McConkey incluye también poemas de Marianne Moore y William Butler Yeats, fragmentos de Habla, memoria, de Vladimir Nabokov y de Para enseñar a hablar a una piedra, de Annie Dillard, y el ensayo de Clara Claiborne Park “La madre de las musas”, donde se refrenda la importancia que los griegos le daban a la memoria desde los tiempos de Homero.
Muchas de las páginas de la antología se dedican a “La naturaleza de la memoria” y a “La memoria de la naturaleza” y rescatan tanto la teoría del inconsciente colectivo de Jung como Las vidas de la célula, de Lewis Thomas, la memoria en su instancia más elemental, la de la célula.
Debemos a la memoria una doble perspectiva, escribe McConkey: no sólo el pasado informa el presente, también el presente colorea el pasado.

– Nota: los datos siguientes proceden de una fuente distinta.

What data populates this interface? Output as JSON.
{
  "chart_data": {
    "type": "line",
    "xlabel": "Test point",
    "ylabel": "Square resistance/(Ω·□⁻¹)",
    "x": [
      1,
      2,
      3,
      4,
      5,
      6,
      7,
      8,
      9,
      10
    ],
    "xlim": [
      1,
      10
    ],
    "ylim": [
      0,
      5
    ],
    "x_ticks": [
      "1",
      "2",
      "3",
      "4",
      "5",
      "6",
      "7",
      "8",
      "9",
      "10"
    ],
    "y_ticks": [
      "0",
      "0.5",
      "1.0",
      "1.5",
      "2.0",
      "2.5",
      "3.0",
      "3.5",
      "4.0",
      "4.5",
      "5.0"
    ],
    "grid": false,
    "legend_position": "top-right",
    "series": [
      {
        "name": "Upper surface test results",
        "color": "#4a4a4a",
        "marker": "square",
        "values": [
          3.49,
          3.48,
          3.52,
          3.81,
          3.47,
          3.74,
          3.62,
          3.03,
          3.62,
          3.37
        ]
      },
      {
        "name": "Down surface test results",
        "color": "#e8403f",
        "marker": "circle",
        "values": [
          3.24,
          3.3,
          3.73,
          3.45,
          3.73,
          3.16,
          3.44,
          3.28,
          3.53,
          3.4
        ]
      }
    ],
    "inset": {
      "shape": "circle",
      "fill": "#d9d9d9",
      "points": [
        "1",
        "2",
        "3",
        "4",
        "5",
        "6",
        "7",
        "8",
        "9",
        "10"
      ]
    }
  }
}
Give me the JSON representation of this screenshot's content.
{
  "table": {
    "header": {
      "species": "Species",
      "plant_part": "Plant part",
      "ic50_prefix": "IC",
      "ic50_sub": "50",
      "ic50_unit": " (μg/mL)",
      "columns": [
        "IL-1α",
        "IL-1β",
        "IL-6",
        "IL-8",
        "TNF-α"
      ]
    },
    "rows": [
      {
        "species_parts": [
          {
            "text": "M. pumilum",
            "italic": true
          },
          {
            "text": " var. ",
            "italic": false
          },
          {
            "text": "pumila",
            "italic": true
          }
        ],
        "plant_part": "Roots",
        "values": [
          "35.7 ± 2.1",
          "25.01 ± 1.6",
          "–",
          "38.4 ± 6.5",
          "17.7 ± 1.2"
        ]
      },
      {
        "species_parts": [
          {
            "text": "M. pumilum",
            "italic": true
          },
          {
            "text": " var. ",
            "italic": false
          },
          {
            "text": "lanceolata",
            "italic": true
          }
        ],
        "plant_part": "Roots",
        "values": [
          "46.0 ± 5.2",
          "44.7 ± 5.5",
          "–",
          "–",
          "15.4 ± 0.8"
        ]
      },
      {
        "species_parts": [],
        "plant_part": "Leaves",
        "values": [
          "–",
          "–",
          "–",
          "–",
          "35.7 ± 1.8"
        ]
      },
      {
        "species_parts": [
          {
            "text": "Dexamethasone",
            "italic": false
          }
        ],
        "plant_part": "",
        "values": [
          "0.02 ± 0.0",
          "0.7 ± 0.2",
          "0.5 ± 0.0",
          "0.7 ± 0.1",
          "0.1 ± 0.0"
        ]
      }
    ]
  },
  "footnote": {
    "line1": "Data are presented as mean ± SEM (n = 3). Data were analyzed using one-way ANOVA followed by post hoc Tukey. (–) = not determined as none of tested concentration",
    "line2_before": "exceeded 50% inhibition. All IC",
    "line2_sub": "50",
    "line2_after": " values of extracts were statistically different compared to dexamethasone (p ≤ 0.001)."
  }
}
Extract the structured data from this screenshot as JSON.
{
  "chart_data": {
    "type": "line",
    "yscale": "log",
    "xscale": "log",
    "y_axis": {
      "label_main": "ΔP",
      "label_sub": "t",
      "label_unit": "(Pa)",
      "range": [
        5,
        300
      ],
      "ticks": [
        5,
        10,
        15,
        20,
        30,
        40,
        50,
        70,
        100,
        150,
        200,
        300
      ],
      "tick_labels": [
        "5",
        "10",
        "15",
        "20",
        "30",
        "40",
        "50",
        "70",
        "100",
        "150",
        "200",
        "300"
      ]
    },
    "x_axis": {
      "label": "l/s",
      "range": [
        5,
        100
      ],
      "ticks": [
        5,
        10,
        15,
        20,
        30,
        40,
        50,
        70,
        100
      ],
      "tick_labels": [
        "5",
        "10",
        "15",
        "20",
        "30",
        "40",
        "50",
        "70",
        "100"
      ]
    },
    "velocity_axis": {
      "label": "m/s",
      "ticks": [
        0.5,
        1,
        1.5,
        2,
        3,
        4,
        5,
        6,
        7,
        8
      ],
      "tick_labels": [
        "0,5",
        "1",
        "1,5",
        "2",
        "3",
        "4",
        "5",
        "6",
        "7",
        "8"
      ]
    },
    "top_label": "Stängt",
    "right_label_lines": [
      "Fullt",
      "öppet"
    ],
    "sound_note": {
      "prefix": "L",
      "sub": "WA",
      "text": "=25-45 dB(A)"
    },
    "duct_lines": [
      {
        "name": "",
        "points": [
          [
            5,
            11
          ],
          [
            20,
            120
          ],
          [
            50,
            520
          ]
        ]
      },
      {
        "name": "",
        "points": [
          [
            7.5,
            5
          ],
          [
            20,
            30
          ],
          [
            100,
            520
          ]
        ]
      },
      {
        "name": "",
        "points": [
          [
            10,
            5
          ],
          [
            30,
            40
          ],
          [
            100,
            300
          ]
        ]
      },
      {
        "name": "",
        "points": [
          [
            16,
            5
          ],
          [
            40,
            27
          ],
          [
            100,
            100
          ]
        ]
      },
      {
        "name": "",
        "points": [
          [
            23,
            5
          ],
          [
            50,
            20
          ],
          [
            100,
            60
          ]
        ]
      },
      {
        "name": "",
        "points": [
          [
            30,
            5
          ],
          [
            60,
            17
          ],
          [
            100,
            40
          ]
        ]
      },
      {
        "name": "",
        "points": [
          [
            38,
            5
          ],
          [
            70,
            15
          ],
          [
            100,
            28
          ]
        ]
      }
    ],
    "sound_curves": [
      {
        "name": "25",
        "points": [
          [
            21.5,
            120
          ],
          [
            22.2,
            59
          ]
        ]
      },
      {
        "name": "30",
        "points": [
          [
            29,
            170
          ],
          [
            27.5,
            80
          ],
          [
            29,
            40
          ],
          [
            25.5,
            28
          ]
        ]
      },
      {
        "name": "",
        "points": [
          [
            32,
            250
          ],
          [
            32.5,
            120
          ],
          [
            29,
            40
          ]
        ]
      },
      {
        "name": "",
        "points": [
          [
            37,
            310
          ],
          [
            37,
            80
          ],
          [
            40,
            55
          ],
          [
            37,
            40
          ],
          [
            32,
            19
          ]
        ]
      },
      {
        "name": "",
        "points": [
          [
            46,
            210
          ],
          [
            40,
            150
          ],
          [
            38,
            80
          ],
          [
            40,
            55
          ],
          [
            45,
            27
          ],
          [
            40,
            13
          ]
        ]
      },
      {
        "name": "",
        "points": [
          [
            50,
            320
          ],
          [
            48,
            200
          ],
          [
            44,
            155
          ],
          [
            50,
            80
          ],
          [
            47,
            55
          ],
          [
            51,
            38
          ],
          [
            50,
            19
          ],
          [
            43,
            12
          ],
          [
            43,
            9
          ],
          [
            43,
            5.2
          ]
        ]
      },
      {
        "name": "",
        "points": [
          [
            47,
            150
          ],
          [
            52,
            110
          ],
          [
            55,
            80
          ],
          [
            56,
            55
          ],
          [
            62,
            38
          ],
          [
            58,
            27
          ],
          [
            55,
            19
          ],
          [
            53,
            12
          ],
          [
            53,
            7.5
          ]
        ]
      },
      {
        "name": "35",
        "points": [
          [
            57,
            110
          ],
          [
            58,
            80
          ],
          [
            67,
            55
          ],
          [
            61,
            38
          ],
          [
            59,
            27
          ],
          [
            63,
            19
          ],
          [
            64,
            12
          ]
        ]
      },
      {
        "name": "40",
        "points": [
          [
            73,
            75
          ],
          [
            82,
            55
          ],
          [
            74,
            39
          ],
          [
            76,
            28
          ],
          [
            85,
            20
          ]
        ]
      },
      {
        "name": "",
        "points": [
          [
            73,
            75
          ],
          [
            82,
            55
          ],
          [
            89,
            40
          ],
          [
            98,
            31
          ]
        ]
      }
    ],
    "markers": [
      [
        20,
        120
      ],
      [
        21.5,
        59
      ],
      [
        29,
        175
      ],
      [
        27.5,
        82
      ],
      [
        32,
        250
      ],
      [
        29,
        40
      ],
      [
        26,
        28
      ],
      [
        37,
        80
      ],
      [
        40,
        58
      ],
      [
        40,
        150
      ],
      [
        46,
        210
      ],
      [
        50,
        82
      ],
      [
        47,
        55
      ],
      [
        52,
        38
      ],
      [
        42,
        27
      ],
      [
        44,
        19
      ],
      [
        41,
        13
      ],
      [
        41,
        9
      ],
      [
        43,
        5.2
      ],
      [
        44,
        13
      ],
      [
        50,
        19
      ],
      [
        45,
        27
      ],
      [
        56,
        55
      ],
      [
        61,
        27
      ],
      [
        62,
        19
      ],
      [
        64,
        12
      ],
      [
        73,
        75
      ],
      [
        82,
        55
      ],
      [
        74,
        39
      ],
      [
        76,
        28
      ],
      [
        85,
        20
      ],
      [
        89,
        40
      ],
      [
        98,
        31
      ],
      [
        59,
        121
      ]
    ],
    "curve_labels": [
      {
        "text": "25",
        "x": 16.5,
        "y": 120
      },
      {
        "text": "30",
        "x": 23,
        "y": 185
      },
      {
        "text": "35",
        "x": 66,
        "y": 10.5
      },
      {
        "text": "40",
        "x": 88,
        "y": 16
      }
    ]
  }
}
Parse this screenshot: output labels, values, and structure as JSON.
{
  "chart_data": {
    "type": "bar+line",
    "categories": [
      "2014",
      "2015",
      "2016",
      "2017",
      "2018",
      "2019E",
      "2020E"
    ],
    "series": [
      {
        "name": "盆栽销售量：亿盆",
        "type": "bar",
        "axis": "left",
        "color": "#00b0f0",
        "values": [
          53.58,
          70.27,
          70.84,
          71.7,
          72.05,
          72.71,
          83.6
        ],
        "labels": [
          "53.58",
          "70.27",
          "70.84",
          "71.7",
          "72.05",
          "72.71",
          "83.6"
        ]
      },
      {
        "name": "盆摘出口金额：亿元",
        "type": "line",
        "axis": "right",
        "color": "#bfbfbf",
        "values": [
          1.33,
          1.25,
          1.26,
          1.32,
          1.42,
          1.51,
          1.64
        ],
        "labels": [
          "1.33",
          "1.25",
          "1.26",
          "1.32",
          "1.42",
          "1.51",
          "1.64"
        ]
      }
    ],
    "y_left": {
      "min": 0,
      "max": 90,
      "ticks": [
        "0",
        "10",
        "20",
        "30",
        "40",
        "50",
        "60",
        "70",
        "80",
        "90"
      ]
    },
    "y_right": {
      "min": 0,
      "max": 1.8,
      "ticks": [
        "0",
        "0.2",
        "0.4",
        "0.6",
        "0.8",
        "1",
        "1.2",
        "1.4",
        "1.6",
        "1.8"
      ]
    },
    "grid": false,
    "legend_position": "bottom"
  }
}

Nuestro sentido del tiempo va cambiando con los años. En la infancia era más lento, más dilatado. Al llegar a la mediana edad, el tiempo se acelera y, en una suerte de presbicia de la memoria, recordamos mejor las cosas más lejanas en el tiempo que las vividas la semana pasada. A esta edad sentimos más la dimensión trágica de la vida y también su riqueza. A diferencia de otros animales, los seres humanos nos volvemos trágicos “porque podemos imaginar nuestra propia extinción”. Pero nada como la memoria nos ayuda a mantenernos a flote y a prepararnos para el final.